POLITICS
01/06/2021 16:18 EST | Updated 01/06/2021 17:56 EST

Canada’s Plan To Vaccinate 600 Inmates Met With Fierce Resistance

Canada has a duty to protect its elderly and vulnerable prisoners, said Minister Bill Blair.

At least 600 federal inmates will receive the COVID-19 vaccine starting Friday, raising questions about whether Canadians who’ve committed crimes should be protected from the virus before health-care workers, prison staff and the general population. 

Correctional Service Canada will distribute doses to 600 prisons across the country and target elderly inmates who are at an “acute” risk of developing severe symptoms if they contract the virus, said Minister of Public Safety Bill Blair at a news conference Wednesday. 

“The elderly and those living with underlying health conditions must be a priority for the vaccine,” he said. “And that’s why we are making a small number of those vaccines available to those individuals … We have a duty of care for those who are in our custody to ensure they’re treated fairly and kept safe.”  

Justin Tang/The Canadian Press
Minister of Public Safety and Emergency Preparedness Bill Blair in the House of Commons in Ottawa, Dec. 10, 2020.

Canada has received more than 423,000 Pfizer and Moderna vaccine doses. So far, 163,000 people have been vaccinated, or 0.4 per cent of the population. 

The prison pilot program was developed based on advice from Health Canada and the National Advisory Committee on Immunization that identified priority groups for vaccination efforts, including people living in close quarters, like long-term care homes or prisons, Blair said.

The plan was quickly criticized by conservative politicians and the union representing 7,400 correctional officers across Canada. 

“It’s outrageous that incarcerated criminals will receive vaccines before vulnerable seniors in long-term care homes, front-line health-care workers, first responders and correctional officers,” said a joint statement by Shannon Stubbs, Conservative shadow minister for public safety and emergency preparedness, and Richard Martel, Quebec’s political lieutenant. 

Ontario Premier Doug Ford said he was in disbelief when he first heard of the plan. 

“You’re giving the most dangerous criminals in the entire country (vaccines). How do you square this?” Ford said at a news conference Wednesday, adding that the federal government should make sure every long-term care worker and resident is vaccinated before inmates. 

Ontario has so far received more than 60,000 vaccine doses and has distributed about 10,300, but Ford said the province is “scraping every vaccine we can get.”

“Whoever the minister is in charge of (the prison vaccines) has dropped the ball majorly. I encourage the Prime Minister, stop it.

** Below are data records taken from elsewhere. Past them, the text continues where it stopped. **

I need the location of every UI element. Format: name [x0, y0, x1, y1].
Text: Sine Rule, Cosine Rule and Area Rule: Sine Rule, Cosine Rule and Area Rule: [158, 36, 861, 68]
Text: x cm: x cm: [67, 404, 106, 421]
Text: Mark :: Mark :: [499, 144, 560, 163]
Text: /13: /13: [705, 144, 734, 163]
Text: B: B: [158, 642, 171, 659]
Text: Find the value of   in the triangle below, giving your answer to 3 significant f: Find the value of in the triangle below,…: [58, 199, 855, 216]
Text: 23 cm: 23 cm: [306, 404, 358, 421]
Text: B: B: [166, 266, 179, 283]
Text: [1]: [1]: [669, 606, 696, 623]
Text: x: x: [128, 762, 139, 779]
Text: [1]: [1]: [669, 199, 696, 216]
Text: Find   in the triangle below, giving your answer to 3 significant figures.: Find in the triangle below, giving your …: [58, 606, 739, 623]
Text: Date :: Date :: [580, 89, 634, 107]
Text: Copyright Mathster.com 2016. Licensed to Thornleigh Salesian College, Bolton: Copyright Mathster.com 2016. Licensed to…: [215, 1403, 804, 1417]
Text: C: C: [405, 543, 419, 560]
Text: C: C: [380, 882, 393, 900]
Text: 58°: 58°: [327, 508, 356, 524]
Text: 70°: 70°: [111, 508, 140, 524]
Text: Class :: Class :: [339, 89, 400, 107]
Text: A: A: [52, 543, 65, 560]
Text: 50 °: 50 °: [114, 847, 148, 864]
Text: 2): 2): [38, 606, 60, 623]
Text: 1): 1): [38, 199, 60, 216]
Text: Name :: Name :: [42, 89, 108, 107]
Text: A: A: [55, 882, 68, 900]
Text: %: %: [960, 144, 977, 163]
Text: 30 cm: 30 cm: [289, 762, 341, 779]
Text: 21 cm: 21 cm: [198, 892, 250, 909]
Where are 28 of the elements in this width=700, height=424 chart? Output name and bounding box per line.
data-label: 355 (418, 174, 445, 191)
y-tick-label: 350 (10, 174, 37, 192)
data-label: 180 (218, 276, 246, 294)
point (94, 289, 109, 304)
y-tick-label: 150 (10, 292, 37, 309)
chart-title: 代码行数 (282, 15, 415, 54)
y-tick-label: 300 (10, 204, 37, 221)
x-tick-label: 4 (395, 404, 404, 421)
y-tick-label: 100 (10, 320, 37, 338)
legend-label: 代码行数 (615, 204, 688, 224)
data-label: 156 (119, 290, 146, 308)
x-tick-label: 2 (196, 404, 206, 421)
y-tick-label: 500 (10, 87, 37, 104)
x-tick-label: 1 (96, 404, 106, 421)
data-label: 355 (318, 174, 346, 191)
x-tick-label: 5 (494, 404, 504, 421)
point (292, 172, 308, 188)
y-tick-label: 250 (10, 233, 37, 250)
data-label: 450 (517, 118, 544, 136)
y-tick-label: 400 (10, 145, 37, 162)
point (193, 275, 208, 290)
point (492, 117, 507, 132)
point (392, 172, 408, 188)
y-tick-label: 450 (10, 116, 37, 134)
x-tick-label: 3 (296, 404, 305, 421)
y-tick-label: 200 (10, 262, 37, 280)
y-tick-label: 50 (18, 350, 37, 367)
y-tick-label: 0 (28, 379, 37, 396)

It is not good, not good at all.”   

Ford’s Solicitor General Sylvia Jones told reporters that Ontario will give vaccines to correctional officers and health-care workers working within the province’s jails before its inmates. But first, the province is focusing on getting long-term care residents and workers vaccinated. 

The Union of Canadian Correctional Officers is demanding its members be vaccinated as quickly as possible. The federal government, however, has not given the union any estimate of when that will happen, President Jim Wilkins told HuffPost Canada.

“Our concern is we think Correctional Service Canada really needs to prioritize where that vaccine goes,” he said. “I argue that our members are disproportionately affected by the virus.” 

Since the pandemic began in March 2020, more than 225 federal correctional officers have tested positive for COVID-19, and many more are working in prisons where there are outbreaks. Those sites need to be prioritized, Wilkins said. 

Officers are also being encouraged by public health agencies to self-isolate from their family when they’re not on the job. 

“And yet, we’re not being afforded the protections that we need,” Wilkins said. 

More than 1,000 inmates have tested positive for COVID-19, and three have died. Insitutitions in Ontario, Manitoba, Saskatchewan and Alberta are currently dealing with outbreaks, according to federal data.

Kingston, Ont. Liberal MP Mark Gerresten  defended his government’s program on Twitter. He urged critics, in particular Conservative party Leader Erin O’Toole, to let health professionals decide who should get vaccinated when. 

Others stood up for inmates, who are disproportionately Black, Indigenous and People of Colour and often among Canada’s most vulnerable.

CORRECTION - This story’s original headline stated that 1,200 inmates will receive doses of the vaccine. It has been corrected to reflect that the number is 600 inmates.